It’s a contradiction that many liberal American Jews struggle with. How can a political party that they despise be such a stronghold of support for the Jewish state that they love?

The answer is that conservatives, including evangelical Christians, have a deep affection for Israel and the Jewish people. They oppose anti-Semitism and support the right of Israel to live in peace and security. They understand that it is a fellow democracy that shares American values about personal liberty. They also understand that those who seek its destruction—whether because of their Islamist hatred for Jews and the West or far-right or far-left ideologies anchored in anti-Semitism—also oppose American democracy. And, yes, many of them view the right of the Jews to their ancient homeland from the prism of personal faith rooted in the Bible.

That’s a point of view shared by the vast majority of Americans. And though Republicans are almost lockstep in their support of Israel with huge majorities backing the Jewish state, this is equally the view of a plurality of Democrats.

But if you’re a Jewish Democrat who cares about Israel—and pro-Israel liberals are far from extinct—the contrast between the growing division about Israel in your party and the devotion to the Jewish state on the part of President Donald Trump and Republicans is hard to explain.

If that’s your predicament, left-wing columnist Peter Beinart has a solution. Writing in the Forward, he has a simple explanation for GOP support for Israel: white supremacy.

Beinart, like so many on the left these days, has embraced racism as the answer to every issue and problem. But what does support for the national liberation movement of a non-Christian religious minority, who are just as likely to trace their background to the Middle East as to Europe, have to do with neo-Nazis and Jim Crow laws?

The answer is nothing.

And yet Beinart, like all too many other ideologues in this era of hyper-partisan demonization of political opponents, is so transfixed with hatred of Trump and the right that he tries to explain support for Israel as a function of evil. Worse than that, he is mimicking the language of the anti-Semitic left that views Israel from the perspective of intersectional myths in which it is a European colony.

Beinart, who poses as the anguished voice of conscience of liberal Zionism on CNN and in other outlets, believes the only reason conservatives support Israel is because it is an ethnic state dominated by white Europeans in conflict with people of color. He also thinks the Republican goal is to make America a white Judeo-Christian state.

This is a funhouse-mirror version of Republicans that deliberately twists support for enforcement of existing immigration laws into a 21st-century version of fascism. It also seeks to weaponize race as an all-purpose political tool to delegitimize opponents.

Whatever you may think of Trump, the notion that conservatives are all racists is a venomous libel. Nor is there any evidence that Trump’s historic support for Israel is a function of racism, let alone that of his foreign-policy team and close advisers.

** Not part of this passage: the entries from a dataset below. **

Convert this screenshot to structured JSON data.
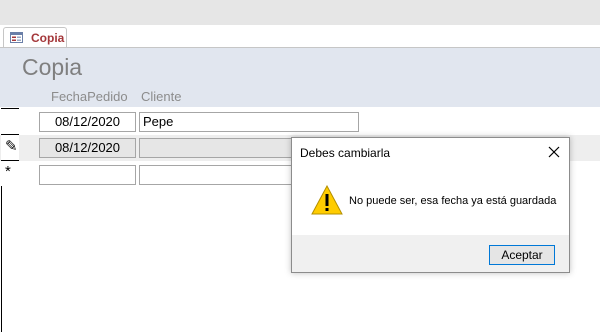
{
  "tab": {
    "label": "Copia"
  },
  "form": {
    "title": "Copia",
    "columns": [
      "FechaPedido",
      "Cliente"
    ],
    "rows": [
      {
        "selector": "",
        "fecha": "08/12/2020",
        "cliente": "Pepe"
      },
      {
        "selector": "✎",
        "fecha": "08/12/2020",
        "cliente": ""
      },
      {
        "selector": "*",
        "fecha": "",
        "cliente": ""
      }
    ]
  },
  "dialog": {
    "title": "Debes cambiarla",
    "message": "No puede ser, esa fecha ya está guardada",
    "button": "Aceptar",
    "close_icon": "close-icon",
    "warning_icon": "warning-icon"
  },
  "colors": {
    "tab_accent": "#a4373a",
    "header_bg": "#e1e6ef",
    "warning": "#ffcc00"
  }
}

It’s also a curious diversion from the usual liberal talking points seeking to downplay the growing partisan gap about Israel. Most Democrats deplore the desire of Republicans to point out the fact that the political left increasingly buys into false notions about Israel being an apartheid state, which are based in intersectional ideological claims about the Palestinian war on Israel being morally equivalent to the struggle for civil rights in the United States.

In Beinart’s view, the entire notion of a bipartisan consensus is wrong. He thinks that conservatives like Israel because they see it as a Jewish version of white supremacy. But that’s exactly the same kind of canard that is at the heart of far-left attacks on Israel that most liberals deplore.

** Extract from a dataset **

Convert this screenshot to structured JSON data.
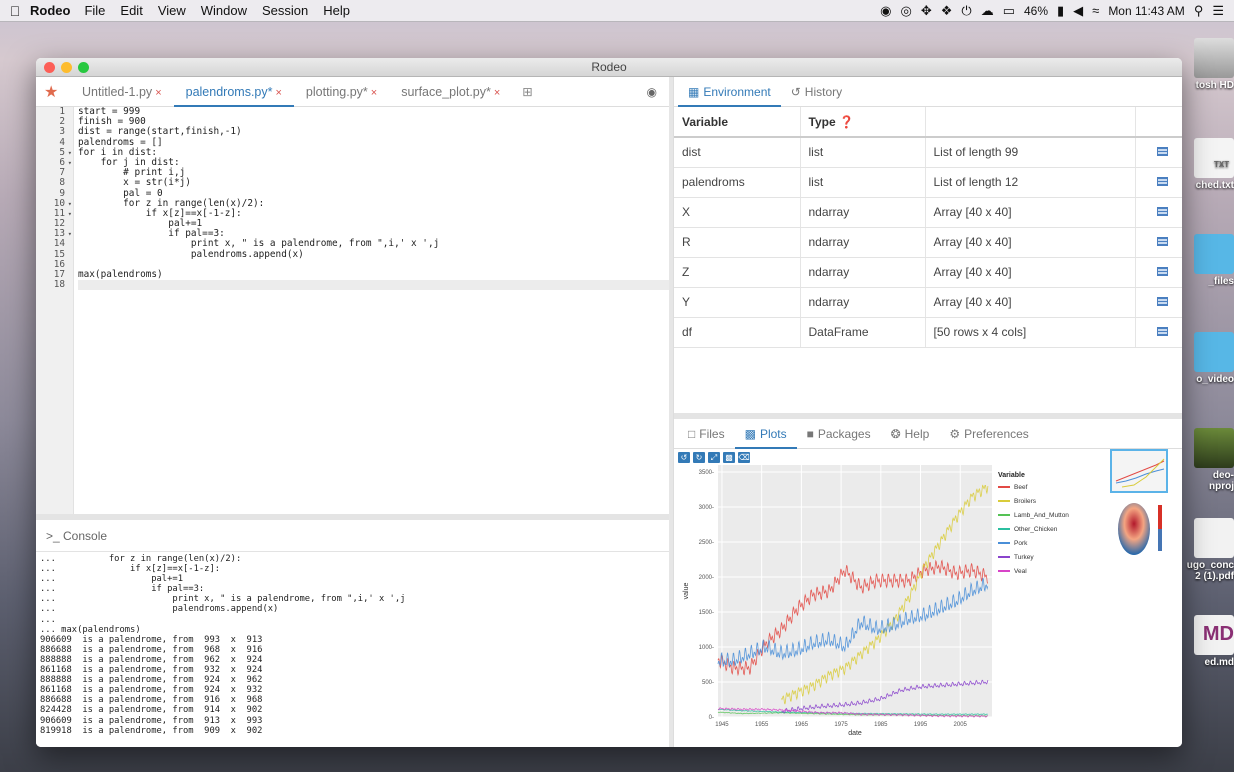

Like others on the left, Beinart is determined to downplay the growing threat of anti-Semitism from the left and the anti-Zionist attacks on the existence of the one Jewish state on the planet. He thinks that any attention paid to the way the BDS movement and its supporters, like Reps. Ilhan Omar (D-Minn.) and Rashida Tlaib (D-Mich.), is merely a ploy to distract the public from Trump’s sins. Nor is he interested in the way BDS and anti-Zionism legitimize anti-Semitism.

Instead, he has merged his distaste for Israel’s democratically elected government—and the political consensus among Israelis about the peace process—with his hatred for Trump—and found a way to delegitimize them all.

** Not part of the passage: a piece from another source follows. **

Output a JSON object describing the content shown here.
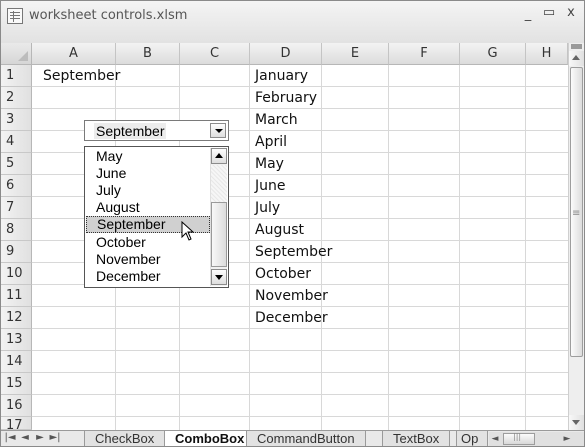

Beinart’s ideas aren’t just fundamentally mistaken. They are also exactly the sort of arguments that are used to not only further divide Americans from each other, but also to isolate Jews and the State of Israel.

Israel is a country where equal rights apply to all, and whose Jewish majority is made up of people more likely to be descended from Jews originating from Arab countries than from Europe. It has nothing to do with white supremacy, and to link it to Nazi ideology or racial prejudice is libelous and exactly the sort of thing that echoes the screeds of the anti-Semites.

Beinart’s slurs about the sincere support for Israel on the part of Republicans are designed to destroy what’s left of the bipartisan consensus supporting Zionism.

If you are a liberal Zionist, you may be perplexed by the fact that people who disagree with you on other issues share your love of Israel. But there’s no excuse for buying into smears based on the idea that much of America is incorrigibly racist, and that by extension, Israel is as well. When efforts to demonize the pro-Israel community and the Jewish state seep into the public debate with the imprimatur of a Jewish publication, we shouldn’t be surprised that left-wing anti-Semitism is growing and support for Israel among liberal Democrats is shrinking.